There were 45 households, out of which 15.6% had children under the age of 18 living with them, 66.7% were married couples living together, 2.2% or one household had a female householder with no husband present, and 26.7% were non-families. 17.8% of all households were made up of individuals, and 4.4% had someone living alone who was 65 years of age or older. The average household size was 2.36 and the average family size was 2.61.

In the CDP, the population was spread out, with 14.2% under the age of 18, 8.5% from 18 to 24, 26.4% from 25 to 44, 41.5% from 45 to 64, and 9.4% who were 65 years of age or older. The median age was 46 years. For every 100 females, there were 152.4 males. For every 100 females age 18 and over, there were 127.5 males.

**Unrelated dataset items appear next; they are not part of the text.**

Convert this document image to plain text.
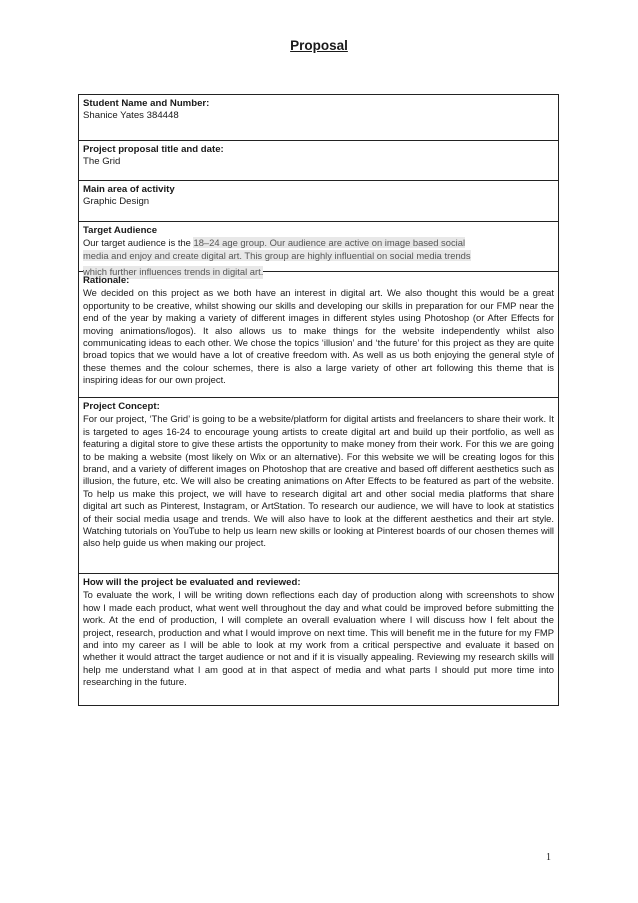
Proposal
Student Name and Number:
Shanice Yates 384448
Project proposal title and date:
The Grid
Main area of activity
Graphic Design
Target Audience
Our target audience is the 18–24 age group. Our audience are active on image based social
media and enjoy and create digital art. This group are highly influential on social media trends
which further influences trends in digital art.
Rationale:
We decided on this project as we both have an interest in digital art. We also thought this would be a great opportunity to be creative, whilst showing our skills and developing our skills in preparation for our FMP near the end of the year by making a variety of different images in different styles using Photoshop (or After Effects for moving animations/logos). It also allows us to make things for the website independently whilst also communicating ideas to each other. We chose the topics ‘illusion’ and ‘the future’ for this project as they are quite broad topics that we would have a lot of creative freedom with. As well as us both enjoying the general style of these themes and the colour schemes, there is also a large variety of other art following this theme that is inspiring ideas for our own project.
Project Concept:
For our project, ‘The Grid’ is going to be a website/platform for digital artists and freelancers to share their work. It is targeted to ages 16-24 to encourage young artists to create digital art and build up their portfolio, as well as featuring a digital store to give these artists the opportunity to make money from their work. For this we are going to be making a website (most likely on Wix or an alternative). For this website we will be creating logos for this brand, and a variety of different images on Photoshop that are creative and based off different aesthetics such as illusion, the future, etc. We will also be creating animations on After Effects to be featured as part of the website. To help us make this project, we will have to research digital art and other social media platforms that share digital art such as Pinterest, Instagram, or ArtStation. To research our audience, we will have to look at statistics of their social media usage and trends. We will also have to look at the different aesthetics and their art style. Watching tutorials on YouTube to help us learn new skills or looking at Pinterest boards of our chosen themes will also help guide us when making our project.
How will the project be evaluated and reviewed:
To evaluate the work, I will be writing down reflections each day of production along with screenshots to show how I made each product, what went well throughout the day and what could be improved before submitting the work. At the end of production, I will complete an overall evaluation where I will discuss how I felt about the project, research, production and what I would improve on next time. This will benefit me in the future for my FMP and into my career as I will be able to look at my work from a critical perspective and evaluate it based on whether it would attract the target audience or not and if it is visually appealing. Reviewing my research skills will help me understand what I am good at in that aspect of media and what parts I should put more time into researching in the future.
1
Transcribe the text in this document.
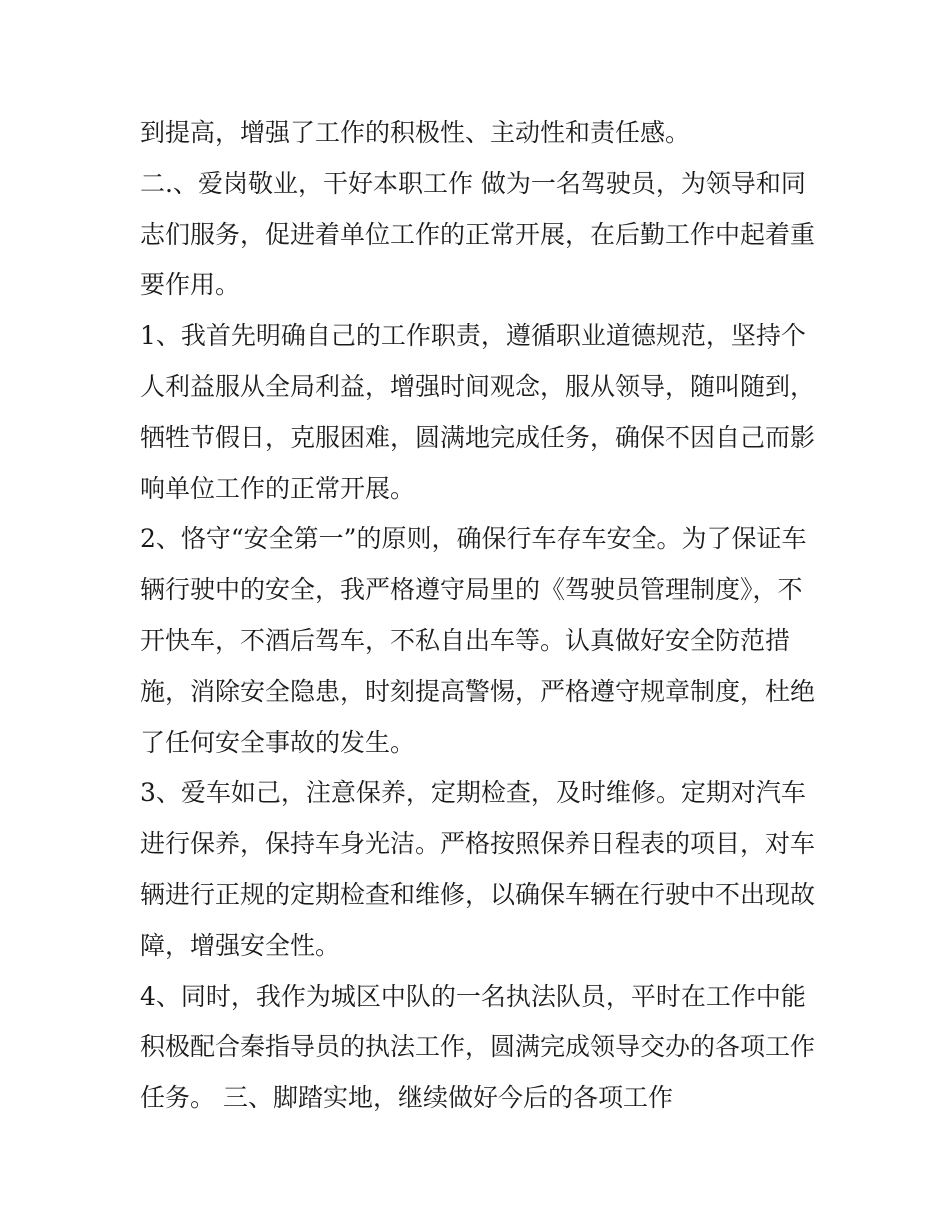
到提高，增强了工作的积极性、主动性和责任感。
二.、爱岗敬业，干好本职工作 做为一名驾驶员，为领导和同
志们服务，促进着单位工作的正常开展，在后勤工作中起着重
要作用。
1、我首先明确自己的工作职责，遵循职业道德规范，坚持个
人利益服从全局利益，增强时间观念，服从领导，随叫随到，
牺牲节假日，克服困难，圆满地完成任务，确保不因自己而影
响单位工作的正常开展。
2、恪守“安全第一”的原则，确保行车存车安全。为了保证车
辆行驶中的安全，我严格遵守局里的《驾驶员管理制度》，不
开快车，不酒后驾车，不私自出车等。认真做好安全防范措
施，消除安全隐患，时刻提高警惕，严格遵守规章制度，杜绝
了任何安全事故的发生。
3、爱车如己，注意保养，定期检查，及时维修。定期对汽车
进行保养，保持车身光洁。严格按照保养日程表的项目，对车
辆进行正规的定期检查和维修，以确保车辆在行驶中不出现故
障，增强安全性。
4、同时，我作为城区中队的一名执法队员，平时在工作中能
积极配合秦指导员的执法工作，圆满完成领导交办的各项工作
任务。 三、脚踏实地，继续做好今后的各项工作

The median income for a household in the CDP was $42,857, and the median income for a family was $42,679. Males had a median income of $65,156 versus $23,750 for females. The per capita income for the CDP was $20,061. There were no families and 8.2% of the population living below the poverty line, including no under eighteens and none of those over 64.

==Education==
Public education in the community of Jeffrey City is provided by Fremont County School District #1. In 2013 the school served kindergarten through 4th grade, and had two students. Prior to 1997 Jeffrey City had its own school district.